It's the lunacy of the English language. A retired teacher of English once wrote: 'English is a crazy
language.
There is no egg in eggplants, nor ham in hamburger; neither apple nor
pine in pineapple. English muffins weren't invented in England or French
fries in France. Sweetmeats are candies while sweetbreads, which aren't
sweet, are meat.
We take English for granted. But if we explore it's paradoxes, we find
that quicksand can work slowly, boxing rings are square and a guinea pig
is neither
from Guinea nor is it a pig. And why is it that writers write but
fingers don't fing; grocers don't groce and hammers don't ham? If the
plural of tooth is teeth, why isn't the plural of booth beeth? One
goose, two geese.
So one moose, two meese? Doesn't it seem crazy that you can make amends but not one amend? . If teachers
taught, why don't preachers praught?
If a vegetarian eats vegetables, what does a humanitarian eat?

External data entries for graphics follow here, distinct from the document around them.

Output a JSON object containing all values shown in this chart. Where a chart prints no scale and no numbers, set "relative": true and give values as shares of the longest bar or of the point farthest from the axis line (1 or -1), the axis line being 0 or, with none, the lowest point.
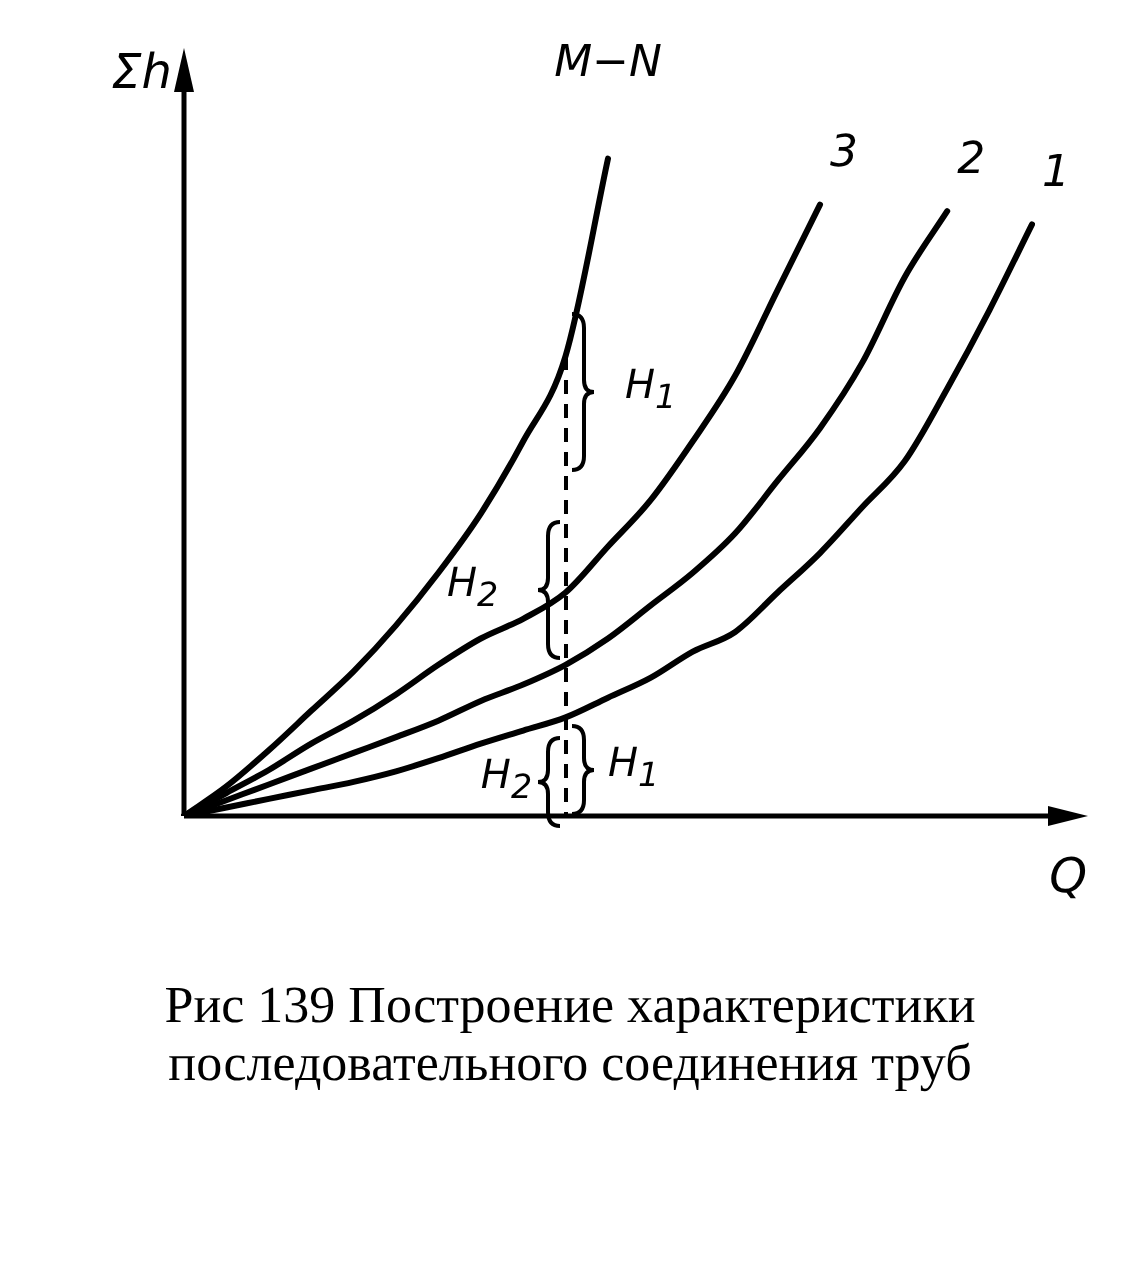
{
  "chart_data": {
    "type": "line",
    "relative": true,
    "xlabel": "Q",
    "ylabel": "Σh",
    "legend": false,
    "grid": false,
    "marker": "none",
    "line_style": "solid",
    "categories": [
      null,
      null,
      null,
      null,
      null,
      null,
      null,
      null,
      null,
      null,
      null,
      null,
      null,
      null,
      null,
      null,
      null,
      null,
      null,
      null,
      null
    ],
    "series": [
      {
        "name": "M−N",
        "color": "#000000",
        "values": [
          0,
          0.045,
          0.1,
          0.16,
          0.22,
          0.29,
          0.37,
          0.46,
          0.57,
          0.7,
          1,
          null,
          null,
          null,
          null,
          null,
          null,
          null,
          null,
          null,
          null
        ]
      },
      {
        "name": "3",
        "color": "#000000",
        "values": [
          0,
          0.035,
          0.07,
          0.11,
          0.145,
          0.185,
          0.23,
          0.27,
          0.3,
          0.34,
          0.41,
          0.48,
          0.57,
          0.67,
          0.8,
          0.93,
          null,
          null,
          null,
          null,
          null
        ]
      },
      {
        "name": "2",
        "color": "#000000",
        "values": [
          0,
          0.024,
          0.048,
          0.072,
          0.096,
          0.12,
          0.145,
          0.175,
          0.2,
          0.23,
          0.27,
          0.32,
          0.37,
          0.43,
          0.51,
          0.59,
          0.69,
          0.82,
          0.92,
          null,
          null
        ]
      },
      {
        "name": "1",
        "color": "#000000",
        "values": [
          0,
          0.013,
          0.026,
          0.039,
          0.052,
          0.068,
          0.088,
          0.11,
          0.13,
          0.15,
          0.18,
          0.21,
          0.25,
          0.28,
          0.34,
          0.4,
          0.47,
          0.54,
          0.65,
          0.77,
          0.9
        ]
      }
    ],
    "annotations": [
      "H$_{1}$",
      "H$_{2}$",
      "H$_{1}$",
      "H$_{2}$",
      "Рис 139 Построение характеристики последовательного соединения труб"
    ]
  }
}
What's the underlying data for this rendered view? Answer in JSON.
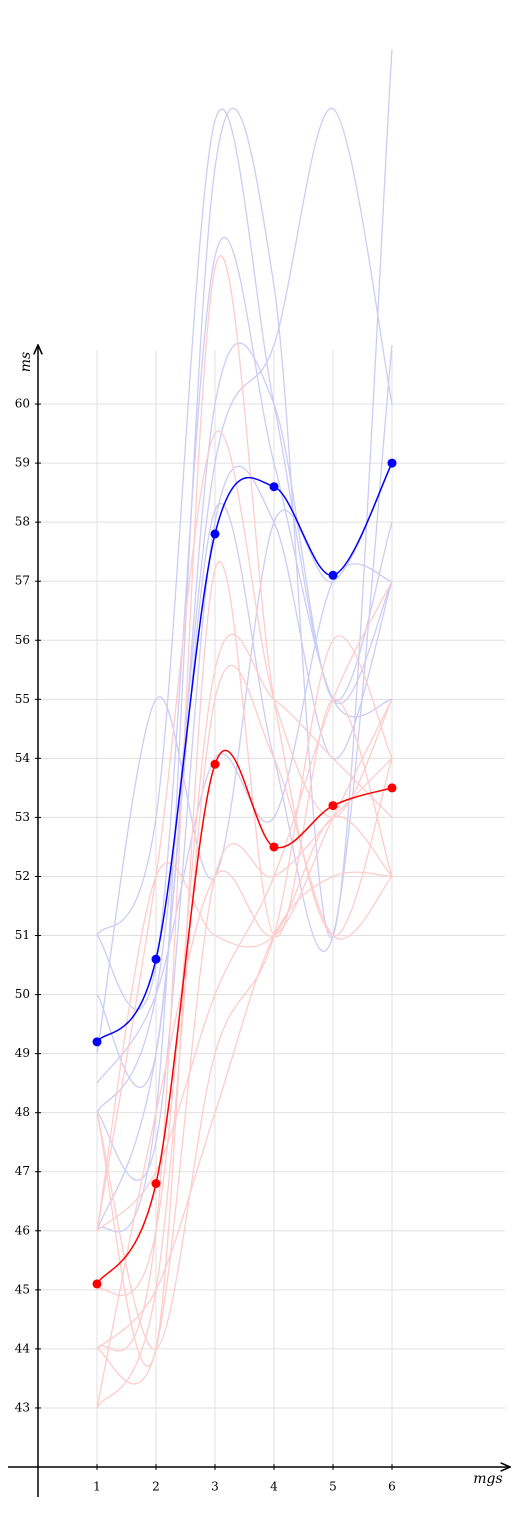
{
  "chart_data": {
    "type": "line",
    "x_label": "mgs",
    "y_label": "ms",
    "x": [
      1,
      2,
      3,
      4,
      5,
      6
    ],
    "xlim": [
      0,
      8
    ],
    "xticks": [
      1,
      2,
      3,
      4,
      5,
      6
    ],
    "ylim": [
      42,
      61
    ],
    "yticks": [
      43,
      44,
      45,
      46,
      47,
      48,
      49,
      50,
      51,
      52,
      53,
      54,
      55,
      56,
      57,
      58,
      59,
      60
    ],
    "grid": true,
    "series": [
      {
        "color": "#ccccf5",
        "values": [
          46,
          48,
          64,
          62,
          51,
          66
        ]
      },
      {
        "color": "#ccccf5",
        "values": [
          51,
          53,
          64.8,
          60,
          55,
          57
        ]
      },
      {
        "color": "#ccccf5",
        "values": [
          48,
          50,
          59,
          61,
          65,
          60
        ]
      },
      {
        "color": "#ccccf5",
        "values": [
          51,
          50.5,
          62.5,
          59,
          55,
          55
        ]
      },
      {
        "color": "#ccccf5",
        "values": [
          50,
          49,
          60,
          60,
          55,
          58
        ]
      },
      {
        "color": "#ccccf5",
        "values": [
          49,
          55,
          52,
          58,
          57,
          59
        ]
      },
      {
        "color": "#ccccf5",
        "values": [
          48,
          47.5,
          58,
          58,
          54,
          57
        ]
      },
      {
        "color": "#ccccf5",
        "values": [
          46,
          49,
          58.2,
          54,
          51,
          61
        ]
      },
      {
        "color": "#ccccf5",
        "values": [
          48.5,
          50,
          54,
          53,
          57,
          57
        ]
      },
      {
        "color": "#ffcccc",
        "values": [
          44,
          46,
          62.3,
          55,
          51,
          54
        ]
      },
      {
        "color": "#ffcccc",
        "values": [
          46,
          52,
          59.5,
          55,
          53,
          55
        ]
      },
      {
        "color": "#ffcccc",
        "values": [
          48,
          44,
          57.2,
          51,
          55,
          52
        ]
      },
      {
        "color": "#ffcccc",
        "values": [
          43,
          45,
          55,
          54,
          51,
          52
        ]
      },
      {
        "color": "#ffcccc",
        "values": [
          44,
          44,
          52,
          52,
          53,
          54
        ]
      },
      {
        "color": "#ffcccc",
        "values": [
          46,
          52,
          51,
          51,
          53,
          52
        ]
      },
      {
        "color": "#ffcccc",
        "values": [
          45,
          46,
          55.5,
          55,
          54,
          53
        ]
      },
      {
        "color": "#ffcccc",
        "values": [
          48,
          44,
          49,
          51,
          56,
          54
        ]
      },
      {
        "color": "#ffcccc",
        "values": [
          46,
          47,
          50,
          52,
          55,
          57
        ]
      },
      {
        "color": "#ffcccc",
        "values": [
          44,
          45,
          48,
          51,
          52,
          52
        ]
      },
      {
        "color": "#ffcccc",
        "values": [
          43,
          48,
          52,
          51,
          53,
          55
        ]
      },
      {
        "color": "#0000ff",
        "markers": true,
        "values": [
          49.2,
          50.6,
          57.8,
          58.6,
          57.1,
          59
        ]
      },
      {
        "color": "#ff0000",
        "markers": true,
        "values": [
          45.1,
          46.8,
          53.9,
          52.5,
          53.2,
          53.5
        ]
      }
    ]
  }
}
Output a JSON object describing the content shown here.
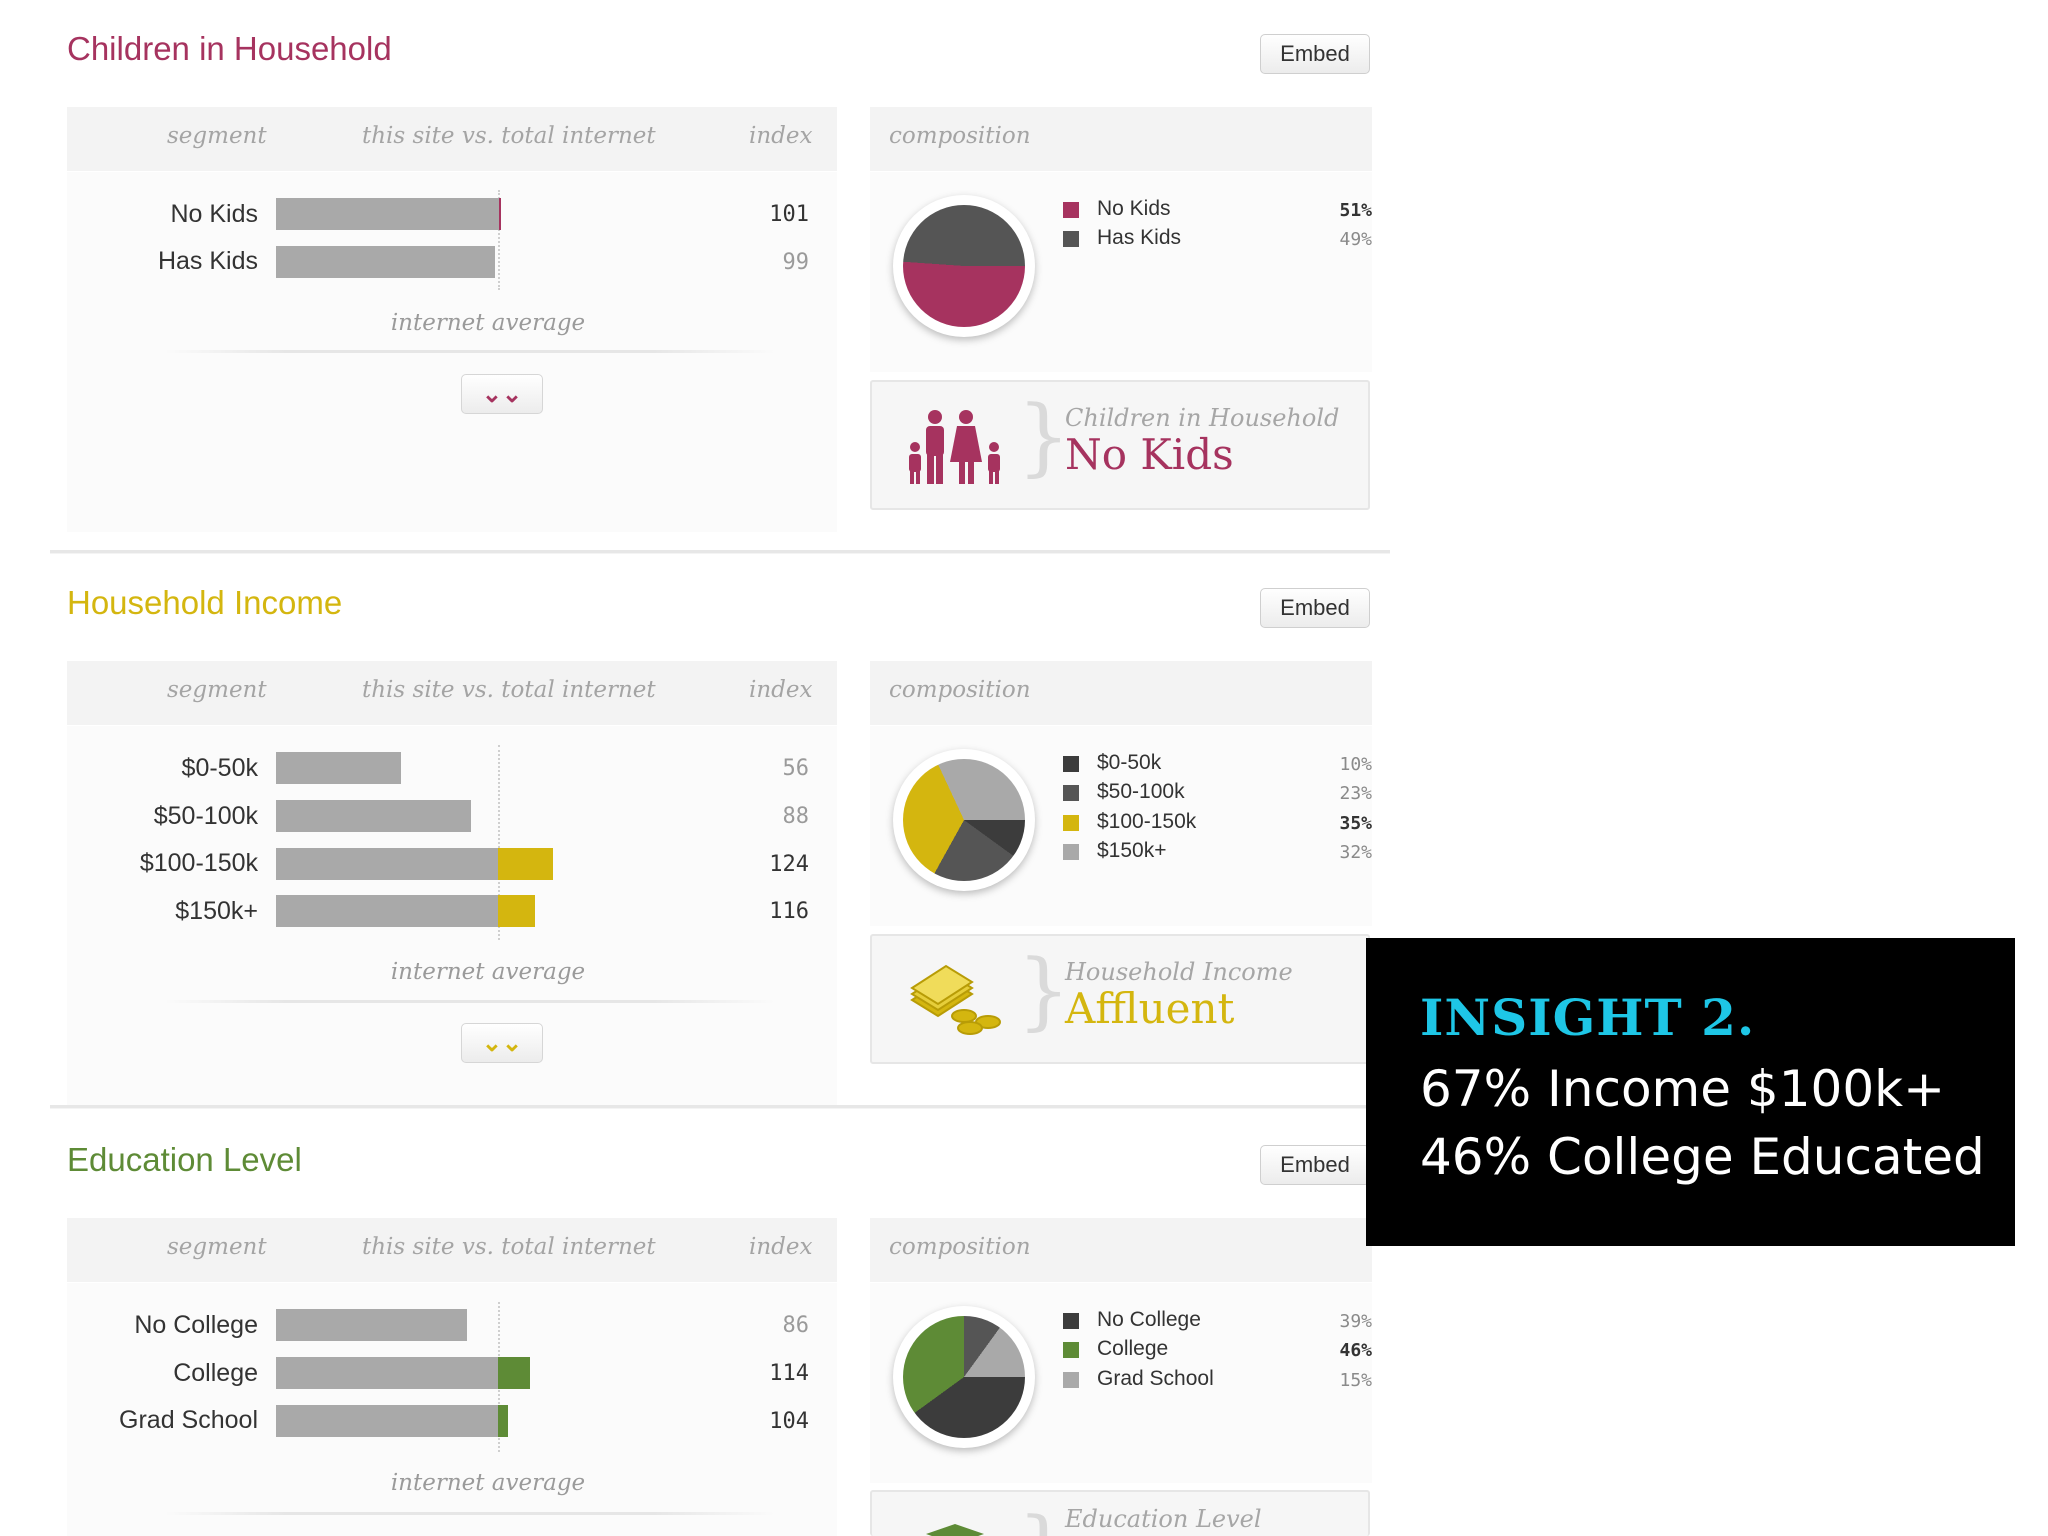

Sometimes
I think all the English speakers should be committed to an asylum for
the verbally insane.
You have to marvel at the unique lunacy of a language in which your
house can burn up as it burns down, in which you fill in a form by
filling it out and in which, an alarm goes off by going on. English was
invented by people, not computers, and it reflects the creativity of the human race, which, of course, is not a race at all.